I upgraded to ubuntu Lucid yesterday, and I was totally disappointed with the new user experience they are trying^Wforcing with their ‘indicate’ applet.

At first, I was not using indicate applet in Karmic, so after the upgrade I didn’t have the indicate applet neither.

  • Rhythmbox’s icon when not playing was modified to be blank&white but the icon when playing was not modified, so big inconsistency in the style.
  • Rhythmbox’s status icon behaviour is modified: it does not play/pause when middle click, right-click does nothing, left-click popup a revisited context-menu. There is no way to show/hide rb when clicking the status icon. Scrolling on the status icon does not change the volume of the playback anymore.
  • I don’t have the bluethoot icon anymore, but tbh it’s fine because I don’t use it anyway. But still, I see no way to add it back.
  • The volume applet is also removed from my panel with no way to add it back.

Then I decided to give a try to indicate applet, I get 4 icons:

  1. bluetooth: exactly the same than without indicate, no way to remove it;
  2. rhythmbox: with all the issues mentioned above;
  3. volume: exactly the same than without indicate, they just made the bar horizontal instead of vertical;
  4. IM: probably the worst, here are issues I had:
    • It force using evolution so it’s useless for thunderbird users like me.
    • the menu shows random contacts in it, I had no idea for which reason contacts appeared… turned out that it’s the last login/logout contact… there is no notification for that, so unless you have always the menu open you can’t understand any reason those contact are there.
    • Incoming call dialog to accept/reject the call steal your focus, so if you were typing, it will reject the call. Empathy upstream fix that by blinking the status icon instead of poping a dialog. Yes, WM people claims that’s fixed 15years ago, blablabla, but no, poping a dialog STEALS the focus.
    • incoming message just turn the icon green, nothing blinking, so it’s really hard to notice. Even with upstream behaviour where the icon is blinking, lots of users complain it’s not noticable…
    • how am I supposed to know if I’m connected to IM??? When booting it does not connect IM accounts automatically, I have to click the IM indicator applet and open the contact list, and then magically it connects my accounts… how discoverable is that??? Using Empathy upstream, you directly see in the notification area an icon for your presence, and if you didn’t start empathy, you see that the icon is not there. In contrast the indicator IM applet is always there with no visual difference for your presence.

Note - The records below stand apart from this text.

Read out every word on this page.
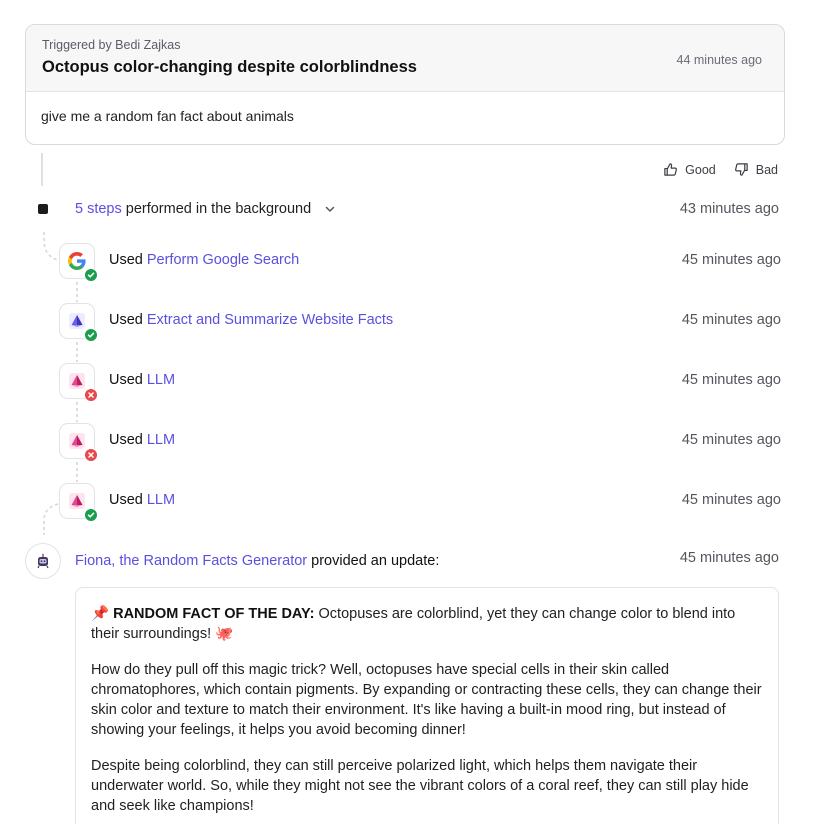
Triggered by Bedi Zajkas
Octopus color-changing despite colorblindness	44 minutes ago
give me a random fan fact about animals
Good	Bad
5 steps performed in the background	43 minutes ago
Used Perform Google Search	45 minutes ago
Used Extract and Summarize Website Facts	45 minutes ago
Used LLM	45 minutes ago
Used LLM	45 minutes ago
Used LLM	45 minutes ago
Fiona, the Random Facts Generator provided an update:	45 minutes ago

📌 RANDOM FACT OF THE DAY: Octopuses are colorblind, yet they can change color to blend into their surroundings! 🐙

How do they pull off this magic trick? Well, octopuses have special cells in their skin called chromatophores, which contain pigments. By expanding or contracting these cells, they can change their skin color and texture to match their environment. It's like having a built-in mood ring, but instead of showing your feelings, it helps you avoid becoming dinner!

Despite being colorblind, they can still perceive polarized light, which helps them navigate their underwater world. So, while they might not see the vibrant colors of a coral reef, they can still play hide and seek like champions!
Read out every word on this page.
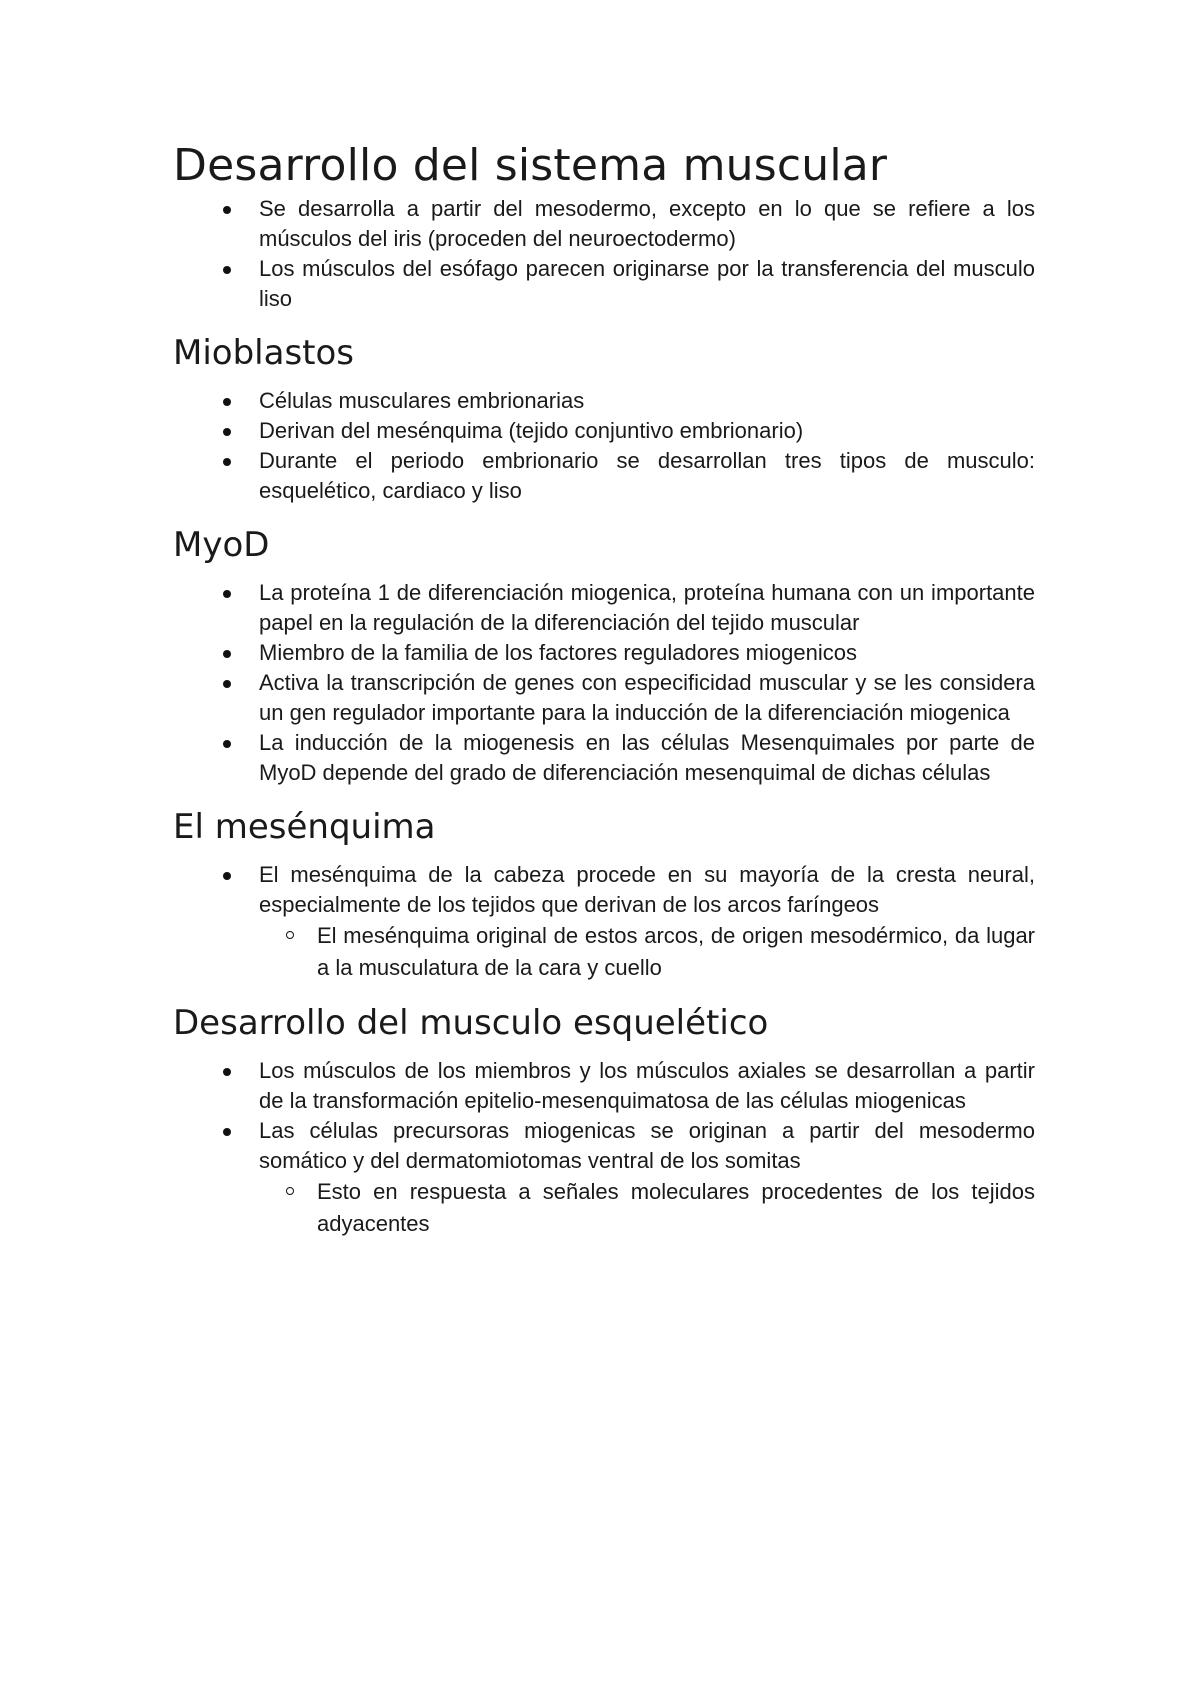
Desarrollo del sistema muscular
Se desarrolla a partir del mesodermo, excepto en lo que se refiere a los músculos del iris (proceden del neuroectodermo)
Los músculos del esófago parecen originarse por la transferencia del musculo liso
Mioblastos
Células musculares embrionarias
Derivan del mesénquima (tejido conjuntivo embrionario)
Durante el periodo embrionario se desarrollan tres tipos de musculo: esquelético, cardiaco y liso
MyoD
La proteína 1 de diferenciación miogenica, proteína humana con un importante papel en la regulación de la diferenciación del tejido muscular
Miembro de la familia de los factores reguladores miogenicos
Activa la transcripción de genes con especificidad muscular y se les considera un gen regulador importante para la inducción de la diferenciación miogenica
La inducción de la miogenesis en las células Mesenquimales por parte de MyoD depende del grado de diferenciación mesenquimal de dichas células
El mesénquima
El mesénquima de la cabeza procede en su mayoría de la cresta neural, especialmente de los tejidos que derivan de los arcos faríngeos
El mesénquima original de estos arcos, de origen mesodérmico, da lugar a la musculatura de la cara y cuello
Desarrollo del musculo esquelético
Los músculos de los miembros y los músculos axiales se desarrollan a partir de la transformación epitelio-mesenquimatosa de las células miogenicas
Las células precursoras miogenicas se originan a partir del mesodermo somático y del dermatomiotomas ventral de los somitas
Esto en respuesta a señales moleculares procedentes de los tejidos adyacentes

As an empathy developer I would like to add a comment on the very poor communication they had with us. Last year they started patching Empathy to use libindicate. They pushed packages in ubuntu karmic (when it was still in dev) without consulting upstream at all. They pushed empathy packages as we use “git commit” and opened an upstream bug attaching the ‘final’ patch. Upstream made an enormous list of comments pointing issues with the patch. While they fixed most of them, we still got lot of bugs reported in upstream by ubuntu users, adding more work for upstream dev. Guillaume Desmottes even lost several *days* of work to fix a nasty empathy crasher that turned out to be ubuntu’s patch fault.

So my conclusion, for my personal use case (maybe other users are happy with it?) that indicator is at best the same as upstream behaviour, but what they changed is getting worst. I don’t blame Ubuntu for trying new user experience, it was a good idea to explore, really. But what makes me totally disappointed is that there is no way to get back to the upstream behaviour if the user choose to not have the indicator applet.